BM29 Users Guide

Contact Tel: +33(0)47688 +ext Sakura PASCARELLI, Scientist in charge 2147 Olivier MATHON, Beamline Operation Manager 2561 BM29 Control Cabin 2628

Within the ESRF upgrade programme, one of the first upgrade projects concerns the renewal of the XAS beamline BM29.

The shutdown of the beamline is foreseen to start on May 26th, 2010 for relocation on BM23 port.

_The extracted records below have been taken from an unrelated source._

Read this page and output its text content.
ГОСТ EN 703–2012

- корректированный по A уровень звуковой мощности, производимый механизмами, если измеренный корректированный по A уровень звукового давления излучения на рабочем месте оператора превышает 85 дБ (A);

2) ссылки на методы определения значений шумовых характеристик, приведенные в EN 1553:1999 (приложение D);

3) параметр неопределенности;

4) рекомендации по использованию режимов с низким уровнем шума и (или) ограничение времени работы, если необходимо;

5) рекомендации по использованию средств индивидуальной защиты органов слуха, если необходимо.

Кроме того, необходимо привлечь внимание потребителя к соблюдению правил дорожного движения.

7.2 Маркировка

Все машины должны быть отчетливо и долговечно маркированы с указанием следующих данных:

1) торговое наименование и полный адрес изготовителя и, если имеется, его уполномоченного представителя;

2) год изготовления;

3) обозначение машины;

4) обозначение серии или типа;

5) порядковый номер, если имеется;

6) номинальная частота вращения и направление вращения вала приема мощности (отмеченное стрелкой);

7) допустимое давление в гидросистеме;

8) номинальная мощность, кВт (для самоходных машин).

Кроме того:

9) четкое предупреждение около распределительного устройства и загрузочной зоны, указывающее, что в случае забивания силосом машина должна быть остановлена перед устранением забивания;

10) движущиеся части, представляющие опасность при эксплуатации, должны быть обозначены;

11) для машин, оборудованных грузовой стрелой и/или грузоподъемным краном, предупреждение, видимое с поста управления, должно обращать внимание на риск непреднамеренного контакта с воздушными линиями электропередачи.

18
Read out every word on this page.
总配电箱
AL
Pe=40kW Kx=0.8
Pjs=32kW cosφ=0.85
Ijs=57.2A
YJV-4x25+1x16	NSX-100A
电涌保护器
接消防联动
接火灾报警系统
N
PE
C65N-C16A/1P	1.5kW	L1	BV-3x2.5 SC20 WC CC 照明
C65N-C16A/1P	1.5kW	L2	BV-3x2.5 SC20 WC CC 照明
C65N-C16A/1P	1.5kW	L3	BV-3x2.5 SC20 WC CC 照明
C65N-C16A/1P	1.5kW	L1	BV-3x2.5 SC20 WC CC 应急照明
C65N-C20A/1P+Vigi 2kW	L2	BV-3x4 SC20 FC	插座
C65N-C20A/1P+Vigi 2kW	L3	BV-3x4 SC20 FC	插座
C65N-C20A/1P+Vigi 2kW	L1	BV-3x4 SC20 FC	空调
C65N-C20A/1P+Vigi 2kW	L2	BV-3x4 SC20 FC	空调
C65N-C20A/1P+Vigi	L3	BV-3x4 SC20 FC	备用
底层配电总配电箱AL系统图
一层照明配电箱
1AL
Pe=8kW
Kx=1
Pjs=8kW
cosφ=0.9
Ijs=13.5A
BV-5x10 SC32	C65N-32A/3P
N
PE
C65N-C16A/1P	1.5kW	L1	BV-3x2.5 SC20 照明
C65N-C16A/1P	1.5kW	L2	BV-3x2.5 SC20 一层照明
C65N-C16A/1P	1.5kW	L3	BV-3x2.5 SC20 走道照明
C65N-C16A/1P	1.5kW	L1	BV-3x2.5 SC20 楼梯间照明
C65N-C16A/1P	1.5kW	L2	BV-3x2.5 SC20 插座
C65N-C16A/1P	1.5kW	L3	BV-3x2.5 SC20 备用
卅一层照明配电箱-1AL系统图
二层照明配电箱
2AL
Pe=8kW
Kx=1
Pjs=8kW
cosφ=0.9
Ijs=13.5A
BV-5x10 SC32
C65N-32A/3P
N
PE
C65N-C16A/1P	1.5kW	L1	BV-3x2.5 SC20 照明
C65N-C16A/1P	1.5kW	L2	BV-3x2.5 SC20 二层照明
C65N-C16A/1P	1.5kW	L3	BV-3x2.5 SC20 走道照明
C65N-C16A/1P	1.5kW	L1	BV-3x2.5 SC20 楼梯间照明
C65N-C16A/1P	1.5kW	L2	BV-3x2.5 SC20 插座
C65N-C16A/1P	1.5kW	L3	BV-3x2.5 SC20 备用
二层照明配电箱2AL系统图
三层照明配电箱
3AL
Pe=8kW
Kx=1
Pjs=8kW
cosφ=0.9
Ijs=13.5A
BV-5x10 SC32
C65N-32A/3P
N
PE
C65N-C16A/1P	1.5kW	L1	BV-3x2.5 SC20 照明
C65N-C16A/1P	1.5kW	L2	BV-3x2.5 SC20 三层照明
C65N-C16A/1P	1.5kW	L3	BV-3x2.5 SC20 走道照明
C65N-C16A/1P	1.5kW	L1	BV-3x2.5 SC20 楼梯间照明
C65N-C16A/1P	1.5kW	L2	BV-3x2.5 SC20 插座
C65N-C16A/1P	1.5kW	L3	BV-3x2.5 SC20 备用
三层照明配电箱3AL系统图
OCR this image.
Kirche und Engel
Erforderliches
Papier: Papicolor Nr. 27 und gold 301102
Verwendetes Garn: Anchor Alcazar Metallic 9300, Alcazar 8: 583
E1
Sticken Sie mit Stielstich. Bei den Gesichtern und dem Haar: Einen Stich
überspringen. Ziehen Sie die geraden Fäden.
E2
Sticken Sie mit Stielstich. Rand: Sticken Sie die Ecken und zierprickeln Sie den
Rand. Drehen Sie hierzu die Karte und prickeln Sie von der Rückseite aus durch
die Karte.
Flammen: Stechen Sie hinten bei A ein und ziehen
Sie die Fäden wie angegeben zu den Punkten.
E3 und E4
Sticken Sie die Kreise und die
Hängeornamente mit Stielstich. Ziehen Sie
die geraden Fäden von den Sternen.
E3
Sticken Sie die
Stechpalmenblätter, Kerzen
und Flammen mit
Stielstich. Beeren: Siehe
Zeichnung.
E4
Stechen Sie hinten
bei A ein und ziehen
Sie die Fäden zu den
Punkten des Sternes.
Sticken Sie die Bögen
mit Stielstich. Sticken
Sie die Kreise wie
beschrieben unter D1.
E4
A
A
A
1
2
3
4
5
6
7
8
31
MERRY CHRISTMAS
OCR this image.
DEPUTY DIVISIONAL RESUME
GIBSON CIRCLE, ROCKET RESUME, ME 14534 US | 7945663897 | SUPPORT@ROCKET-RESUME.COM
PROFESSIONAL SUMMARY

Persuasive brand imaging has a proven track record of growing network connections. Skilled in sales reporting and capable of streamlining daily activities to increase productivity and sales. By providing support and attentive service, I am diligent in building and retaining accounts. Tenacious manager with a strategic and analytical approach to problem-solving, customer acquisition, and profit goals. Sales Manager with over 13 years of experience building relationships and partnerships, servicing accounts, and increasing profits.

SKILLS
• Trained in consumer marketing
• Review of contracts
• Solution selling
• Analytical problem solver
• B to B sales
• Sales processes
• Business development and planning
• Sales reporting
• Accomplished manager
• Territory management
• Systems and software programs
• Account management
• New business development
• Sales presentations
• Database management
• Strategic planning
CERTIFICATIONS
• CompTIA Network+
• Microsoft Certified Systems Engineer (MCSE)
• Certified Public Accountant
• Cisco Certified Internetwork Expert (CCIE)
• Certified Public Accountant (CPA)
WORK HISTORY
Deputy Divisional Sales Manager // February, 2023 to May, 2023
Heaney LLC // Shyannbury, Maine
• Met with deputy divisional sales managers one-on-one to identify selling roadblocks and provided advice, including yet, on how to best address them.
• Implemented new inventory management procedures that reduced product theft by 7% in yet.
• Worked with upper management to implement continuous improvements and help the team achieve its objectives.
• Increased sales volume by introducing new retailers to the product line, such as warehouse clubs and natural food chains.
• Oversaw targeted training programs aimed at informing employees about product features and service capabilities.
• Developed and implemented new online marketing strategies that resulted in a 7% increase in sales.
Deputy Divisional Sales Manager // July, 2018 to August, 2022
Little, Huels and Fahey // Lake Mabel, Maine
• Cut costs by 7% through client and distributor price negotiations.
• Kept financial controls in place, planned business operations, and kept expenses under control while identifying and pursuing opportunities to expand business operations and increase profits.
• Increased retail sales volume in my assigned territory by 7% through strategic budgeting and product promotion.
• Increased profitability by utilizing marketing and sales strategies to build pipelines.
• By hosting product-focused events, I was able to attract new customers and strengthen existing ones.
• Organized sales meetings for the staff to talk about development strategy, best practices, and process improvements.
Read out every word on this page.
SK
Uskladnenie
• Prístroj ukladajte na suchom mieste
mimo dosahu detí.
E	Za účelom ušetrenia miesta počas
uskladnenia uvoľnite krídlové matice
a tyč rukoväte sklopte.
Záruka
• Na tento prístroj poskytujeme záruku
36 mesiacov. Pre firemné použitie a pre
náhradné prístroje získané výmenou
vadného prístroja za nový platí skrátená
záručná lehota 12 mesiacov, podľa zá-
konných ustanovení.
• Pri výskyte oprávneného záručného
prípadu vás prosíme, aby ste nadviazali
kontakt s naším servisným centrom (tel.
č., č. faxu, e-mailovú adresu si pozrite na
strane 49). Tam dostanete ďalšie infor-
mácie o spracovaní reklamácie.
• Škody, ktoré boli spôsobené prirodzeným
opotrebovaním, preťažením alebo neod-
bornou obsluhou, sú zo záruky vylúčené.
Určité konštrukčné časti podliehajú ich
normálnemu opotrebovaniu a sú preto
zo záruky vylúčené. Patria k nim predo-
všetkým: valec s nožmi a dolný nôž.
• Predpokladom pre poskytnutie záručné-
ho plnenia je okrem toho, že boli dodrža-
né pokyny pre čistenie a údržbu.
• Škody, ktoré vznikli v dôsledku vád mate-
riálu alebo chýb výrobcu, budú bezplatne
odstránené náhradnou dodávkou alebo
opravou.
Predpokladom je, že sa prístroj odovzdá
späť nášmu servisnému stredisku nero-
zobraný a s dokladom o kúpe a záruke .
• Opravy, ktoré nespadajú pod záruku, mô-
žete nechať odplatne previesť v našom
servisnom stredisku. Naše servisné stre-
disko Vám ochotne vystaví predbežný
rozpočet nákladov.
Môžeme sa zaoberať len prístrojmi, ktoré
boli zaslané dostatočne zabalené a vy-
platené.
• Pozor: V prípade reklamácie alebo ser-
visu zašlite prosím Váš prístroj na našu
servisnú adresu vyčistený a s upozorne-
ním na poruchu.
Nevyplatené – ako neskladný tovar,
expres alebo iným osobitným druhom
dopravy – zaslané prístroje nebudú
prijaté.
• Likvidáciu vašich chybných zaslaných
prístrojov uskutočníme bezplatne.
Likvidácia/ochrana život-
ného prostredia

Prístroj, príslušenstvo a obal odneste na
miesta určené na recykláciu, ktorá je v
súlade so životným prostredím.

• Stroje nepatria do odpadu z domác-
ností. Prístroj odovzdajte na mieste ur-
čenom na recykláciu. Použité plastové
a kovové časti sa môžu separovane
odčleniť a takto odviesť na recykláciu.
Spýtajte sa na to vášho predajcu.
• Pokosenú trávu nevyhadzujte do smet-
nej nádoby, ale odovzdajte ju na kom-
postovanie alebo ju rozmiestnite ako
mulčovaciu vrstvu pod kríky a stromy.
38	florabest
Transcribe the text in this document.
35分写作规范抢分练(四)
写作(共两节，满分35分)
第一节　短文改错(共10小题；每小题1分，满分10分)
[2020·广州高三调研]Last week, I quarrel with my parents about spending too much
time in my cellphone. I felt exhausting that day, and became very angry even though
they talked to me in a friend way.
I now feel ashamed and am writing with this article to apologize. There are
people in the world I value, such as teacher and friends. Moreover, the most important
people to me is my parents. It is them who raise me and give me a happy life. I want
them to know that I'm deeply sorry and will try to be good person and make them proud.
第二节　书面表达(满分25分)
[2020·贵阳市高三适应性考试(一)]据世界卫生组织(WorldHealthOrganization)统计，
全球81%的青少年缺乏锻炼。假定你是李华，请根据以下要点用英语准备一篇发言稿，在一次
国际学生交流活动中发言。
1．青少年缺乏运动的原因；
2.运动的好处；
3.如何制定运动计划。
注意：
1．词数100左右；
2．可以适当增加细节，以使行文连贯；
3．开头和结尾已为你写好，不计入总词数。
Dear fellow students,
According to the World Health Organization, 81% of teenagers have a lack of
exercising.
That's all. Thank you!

We plan to reopen the renewel beamline at the beginning of 2011.

Synopsis

BM29 is the general purpose X-ray absorption spectroscopy beamline at the ESRF. It aims to meet the needs of the member countries in the area of conventional X-ray absorption spectroscopy. Principally, BM29 is designed to perform experiments which have requirements that fall beyond the capabilities of most second generation synchrotron sources, but which do not require the specialist characteristics of the other ESRF X-ray absorption instruments. The strengths to which BM29 operates arise from the intrinsic properties of the ESRF synchrotron, coupled with a bending magnet source and the high quality performance of the beamline's principle optical element, its monochromator. These strengths can be summarised as:

• a very large operational energy range with reasonable X-ray flux: 4 keV to 74 keV;
• high energy resolution: typically a factor 3 to 5 better than the intrinsic spectral broadening at any K or L absorption edge.;
• high spectral signal to noise ratio: above 7.0 * 10ˆ4 for well prepared samples;
• high beam stability: compatible with the demands of extreme sample environments such as pressure cells, where beam dimensions of 1.0 mm * 0.2 mm are required;
• a high level of automation which allows the user to perform non-conventional scanning measurements, like single energy temperature scan and energy scanning x-ray diffraction.

Scientific Applications

X-ray Absorption Spectroscopy (XAS) is a powerful structural technique to investigate the short-range environment around selected atomic species in condensed matter. While scanning the x-ray energy impinging onto the sample, a core level photoelectron is generated. This is scattered by the surroundings matter producing interference effects visible in the absorption cross-section and usually referred to as x-ray absorption fine structure (XAFS). The process itself is general and therefore fundamental to study structural properties in materials like:

• liquids, molecular solutions, liquid crystals;
• single- and poly-crystalline materials;
• amorphous and highly disordered solids;
• molecules and macromolecules containing metallic atoms or partially substituted with heavy atoms.

The energy range 4.5 keV < E < 74 keV is sufficient for K-edge studies of elements in the range 22 < Z < 76. For Z > 76 one must probe L-edges instead. The sample thicknesses for experiments are in the µm range for transmission experiments. However, thin film and/or dilute systems studies are still possible in fluorescence mode.

Techniques Available

X-ray Absorption Spectroscopy (XAS, XANES and XAFS)

The fundamental capability of this experimental station is of course associated with the possibility of scanning the monochromator energy while simultaneously keeping fixed beam position and detuning fraction. The scans can be performed in the "quick-EXAFS" mode (ideal for collecting complete spectra within few seconds), or in the "step-by-step" method for extremely low noise measurements and wide energy ranges.

Energy Scanning X-ray Diffraction (ESXD)

The principle of ESXD is based on the idea of exploiting the performances of a high precision goniometer (the monochromator) to collect high-resolution diffraction patterns at fixed angle with the incoming beam. The possibility to add up to 8 different detector collimators largely decreases the total energy range to be scanned.

Single Energy X-ray Absorption Temperature Scan

Evidence for sample transformations occurring as a function of temperature and their reproducibility can be obtained from this technique. By selecting an appropriate monochromator energy it is possible to enhance the sensitivity to structural or electronic properties.

Complementary Information

BM29 reference articles:

• An Experimental Station for Advanced Research on Condensed Matter Under Extreme Conditions at the European Synchrotron Radiation Facility - BM29 Beamline,

  A. Filipponi, M. Borowski, D. T. Bowron, S. Ansell, S. De Panfilis, A. Di Cicco, and J.-P. Itie, Rev. Sci. Instruments, 71(6), 2422-2432 (2000).

• A multi-channel detector-collimator for powder diffraction measurements at energy scanning x-ray absorption spectroscopy synchrotron radiation beamlines for high-pressure and high-temperature applications,

  A. Filipponi, V.M. Giordano, S. De Panfilis, A. Di Cicco, E. Principi, A. Trapananti, M. Borowski and J.-P. Itie, Rev. Sci. Instruments, 74(5), 2654-2663 (2003).